Comparing 2021, a year in which restaurants were still bound by restrictions on indoor dining capacity and vaccine requirements, to a year like 2019, which was booming, makes the workforce decline appear much more strong, she said.
“2019 was a pretty high bar and that was a really good year,” said Thomas, who cited record convention attendance numbers and hotel bookings. “Restaurants were super busy.”
Then, restaurants closed in March 2020. While they could reopen their dining rooms that fall, the change was short-lived due to rising coronavirus cases. In March of the following year, indoor dining returned at 25% capacity. Starting March 26 of that year, capacity increased to 50%, though bars remained closed. San Francisco loosened restrictions on April 15, allowing bars to come back.

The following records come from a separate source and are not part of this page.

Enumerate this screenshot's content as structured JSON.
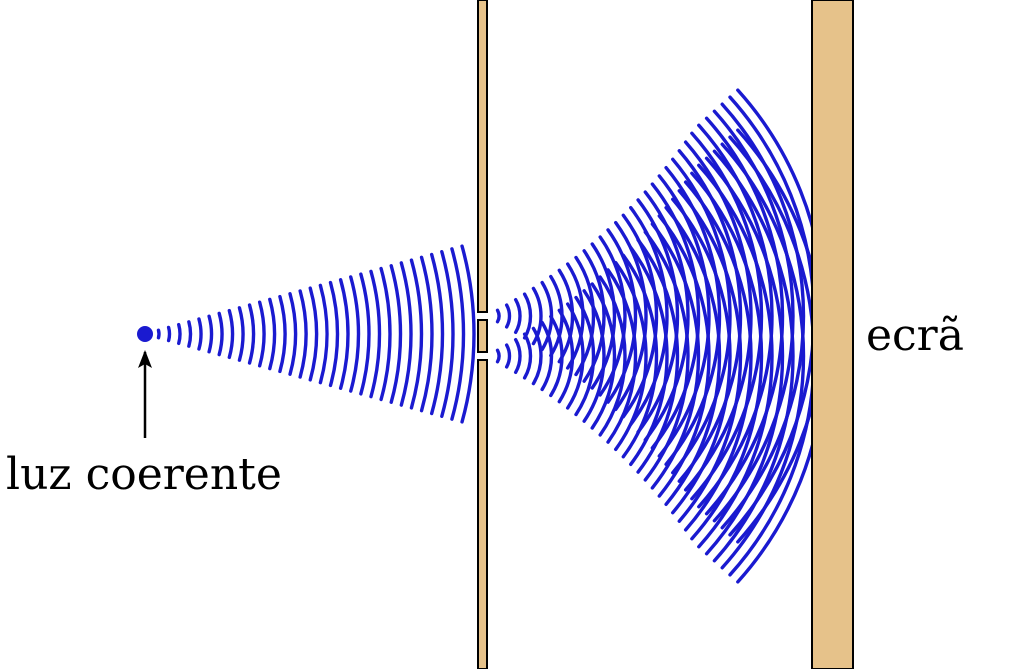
{
  "labels": {
    "source": "luz coerente",
    "screen": "ecrã"
  },
  "colors": {
    "wave": "#1a1ad0",
    "barrier": "#e6c28a",
    "outline": "#000000",
    "background": "#ffffff"
  },
  "icons": [
    "point-source-icon",
    "arrow-up-icon"
  ]
}
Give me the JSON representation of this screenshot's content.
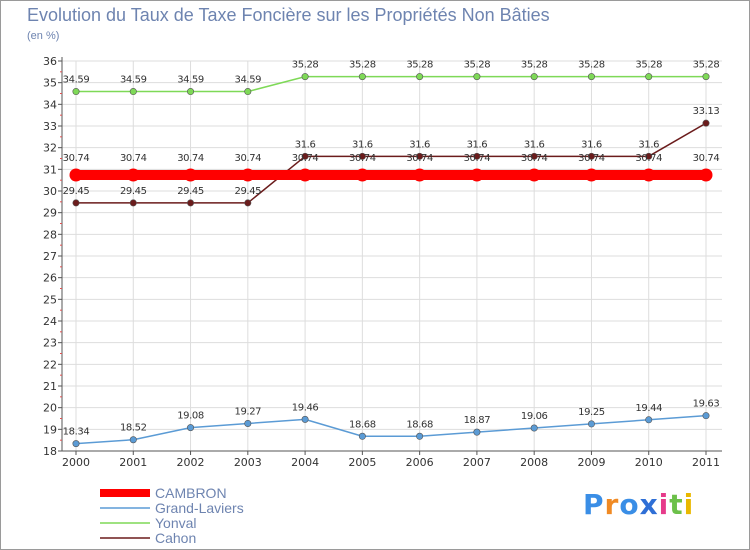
{
  "chart_data": {
    "type": "line",
    "title": "Evolution du Taux de Taxe Foncière sur les Propriétés Non Bâties",
    "ylabel": "(en %)",
    "xlabel": "",
    "x": [
      "2000",
      "2001",
      "2002",
      "2003",
      "2004",
      "2005",
      "2006",
      "2007",
      "2008",
      "2009",
      "2010",
      "2011"
    ],
    "ylim": [
      18,
      36
    ],
    "yticks": [
      18,
      19,
      20,
      21,
      22,
      23,
      24,
      25,
      26,
      27,
      28,
      29,
      30,
      31,
      32,
      33,
      34,
      35,
      36
    ],
    "legend_position": "bottom-left",
    "series": [
      {
        "name": "CAMBRON",
        "color": "#ff0000",
        "values": [
          30.74,
          30.74,
          30.74,
          30.74,
          30.74,
          30.74,
          30.74,
          30.74,
          30.74,
          30.74,
          30.74,
          30.74
        ],
        "labels": [
          "30.74",
          "30.74",
          "30.74",
          "30.74",
          "30.74",
          "30.74",
          "30.74",
          "30.74",
          "30.74",
          "30.74",
          "30.74",
          "30.74"
        ]
      },
      {
        "name": "Grand-Laviers",
        "color": "#5b9bd5",
        "values": [
          18.34,
          18.52,
          19.08,
          19.27,
          19.46,
          18.68,
          18.68,
          18.87,
          19.06,
          19.25,
          19.44,
          19.63
        ],
        "labels": [
          "18.34",
          "18.52",
          "19.08",
          "19.27",
          "19.46",
          "18.68",
          "18.68",
          "18.87",
          "19.06",
          "19.25",
          "19.44",
          "19.63"
        ]
      },
      {
        "name": "Yonval",
        "color": "#7ed957",
        "values": [
          34.59,
          34.59,
          34.59,
          34.59,
          35.28,
          35.28,
          35.28,
          35.28,
          35.28,
          35.28,
          35.28,
          35.28
        ],
        "labels": [
          "34.59",
          "34.59",
          "34.59",
          "34.59",
          "35.28",
          "35.28",
          "35.28",
          "35.28",
          "35.28",
          "35.28",
          "35.28",
          "35.28"
        ]
      },
      {
        "name": "Cahon",
        "color": "#6b1c1c",
        "values": [
          29.45,
          29.45,
          29.45,
          29.45,
          31.6,
          31.6,
          31.6,
          31.6,
          31.6,
          31.6,
          31.6,
          33.13
        ],
        "labels": [
          "29.45",
          "29.45",
          "29.45",
          "29.45",
          "31.6",
          "31.6",
          "31.6",
          "31.6",
          "31.6",
          "31.6",
          "31.6",
          "33.13"
        ]
      }
    ]
  },
  "brand": {
    "logo_text": "Proxiti",
    "logo_colors": [
      "#3a8ee6",
      "#f08a24",
      "#3a8ee6",
      "#2f6fd6",
      "#e63b8a",
      "#6cc04a",
      "#e9b800"
    ]
  },
  "colors": {
    "axis": "#555555",
    "grid": "#dddddd",
    "text_accent": "#6e84b0"
  }
}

An employee sanitizes a table after diners leave at House of Prime Rib in San Francisco in October 2020, about a month before San Francisco shut down indoor dining again.
Kelsey McClellan/Special to The Chronicle
House of Prime Rib, for example, remained closed during 2020’s restrictions apart from a brief reappearance in October before the city shut down indoor dining again. In March 2021, the restaurant reopened and Betz hired back about half of his employees, although a few people remained on the payroll through the closures. He continued to re-hire workers slowly as restrictions loosened.
Thomas is confident that numbers for 2022 will tell a different story about San Francisco’s restaurant employment.
“It’s going to look a lot better,” she said.
That new story might well be under way.
From August 2021 to August 2022, preliminary data from the California Employment Development Department for the San Francisco-San Mateo metro region showed a 14.7% increase in employment in the “food services and drinking places” sector. Data shows 72,300 workers in the sector in August 2021 and a preliminary 82,900 in August 2022.
Frank Chui, owner of Hang Ah Tea Room, packs an order for pickup in February 2021, before San Francisco reopened indoor dining.
Constanza Hevia H./Special to The Chronicle
Frank Chui, owner of Chinatown dim sum spot Hang Ah Tea Room, let his whole front of house staff go during the most restricted parts of the pandemic. Like House of Prime Rib, Hang Ah also started to hire back in March 2021.
That was a challenge. Many restaurant workers had left the field as jobs dried up. And, specifically for Hang Ah Tea Room, hiring from within Chinatown was difficult in 2021.
“The fear during the pandemic was more prevalent in the Asian community than in the non-Asian community,” Chui said
For many workers living in multigenerational housing, “the risk of contracting a virus and bringing it home outweighs the money they would be making. So many chose not to work and cut costs,” Chui said. This year, he’s seeing more applicants.
Yet, most restaurant operators speak of too few workers rather than too few jobs these days. Staffing shortages have stubbornly kept many from fully reopening.
Not at House of Prime Rib, though. Today, says Betz, staffing levels are higher than they were before the pandemic, with nearly 100 workers stirring martinis and wheeling carts of beef across the dining room.
“It might be my ego talking, but I think this is maybe the happiest crew we have had in a long time,” he said. “It also helps that we pay fairly well.”